Dies führt - wie könnte es anders sein - ins Absurde. Im Ergebnis liefert diese verdienstvolle Inventur auch ohne weitere wissenschaftliche Detailanalyse den schlagenden Beweis, dass wir in Deutschland dringend eine grundlegende Entbürokratisierung brauchen, und zwar wenn schon nicht mit der Kettensäge des rabiaten argentinischen Präsidenten Javier Milei, so doch mit einer allerdings gigantisch großen "Gartenschere" (der Begriff stammt von meinem geschätzten liberalen Kollegen Stefan Kolev).
Wohlgemerkt: "Staatsreform" ist dafür ein noch verharmlosender Begriff. Es bedarf vielmehr einer grundlegenden Veränderung des "Mindset" und seiner praktischen Umsetzung. Ein funktionierender Sozialstaat muss menschlich helfen, nicht bürokratisch durchregulieren. Dazu braucht es ein Regelwerk, das dem intuitiven Ermessen jenen Spielraum gibt, der erst dafür sorgt, dass der gesunde Menschenverstand nicht völlig auf der Strecke bleibt.
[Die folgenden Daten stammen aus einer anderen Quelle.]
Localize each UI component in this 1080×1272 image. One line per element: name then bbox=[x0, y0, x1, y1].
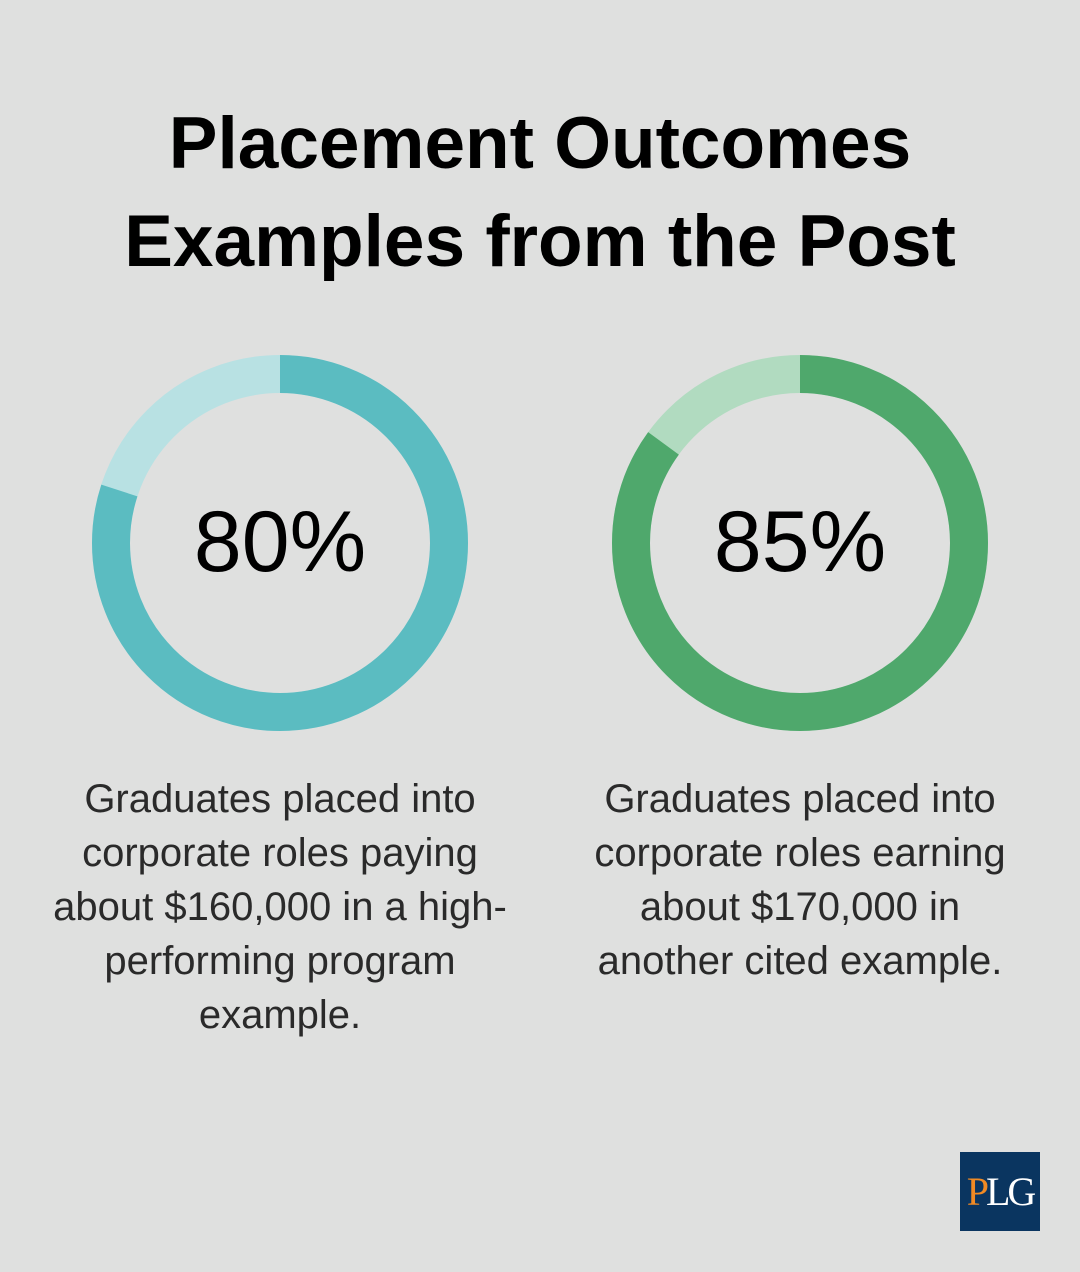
text: left description: Graduates placed into bbox=[84, 777, 476, 821]
text: right description: Graduates placed into bbox=[604, 777, 996, 821]
logo: PLG: PLG bbox=[967, 1169, 1033, 1214]
donut chart: 80% bbox=[92, 355, 468, 731]
logo: PLG bbox=[960, 1152, 1040, 1231]
text: left description: about $160,000 in a high- bbox=[53, 885, 507, 929]
text: right description: another cited example. bbox=[598, 939, 1002, 983]
text: left description: example. bbox=[199, 993, 361, 1037]
text: right description: about $170,000 in bbox=[640, 885, 960, 929]
donut chart: 85% bbox=[612, 355, 988, 731]
title: Placement Outcomes bbox=[169, 103, 911, 184]
text: right description bbox=[594, 777, 1006, 983]
donut chart: 85%: 85% bbox=[714, 494, 886, 590]
text: left description: performing program bbox=[104, 939, 456, 983]
text: left description bbox=[53, 777, 507, 1037]
text: left description: corporate roles paying bbox=[82, 831, 478, 875]
text: right description: corporate roles earning bbox=[594, 831, 1006, 875]
title bbox=[124, 103, 956, 282]
donut chart: 80%: 80% bbox=[194, 494, 366, 590]
title: Examples from the Post bbox=[124, 201, 956, 282]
Davon sind wir - die Ifo-Studie zeigt es - in unserem Land meilenweit entfernt. Höchste Zeit also, an die Arbeit zu gehen. Die Bundesregierung sollte den Befund ernst nehmen und die gigantisch große Gartenschere in die Hand nehmen, bevor wir Deutsche uns in unserem eigenen, selbst geschaffenen Dschungel endgültig verirren.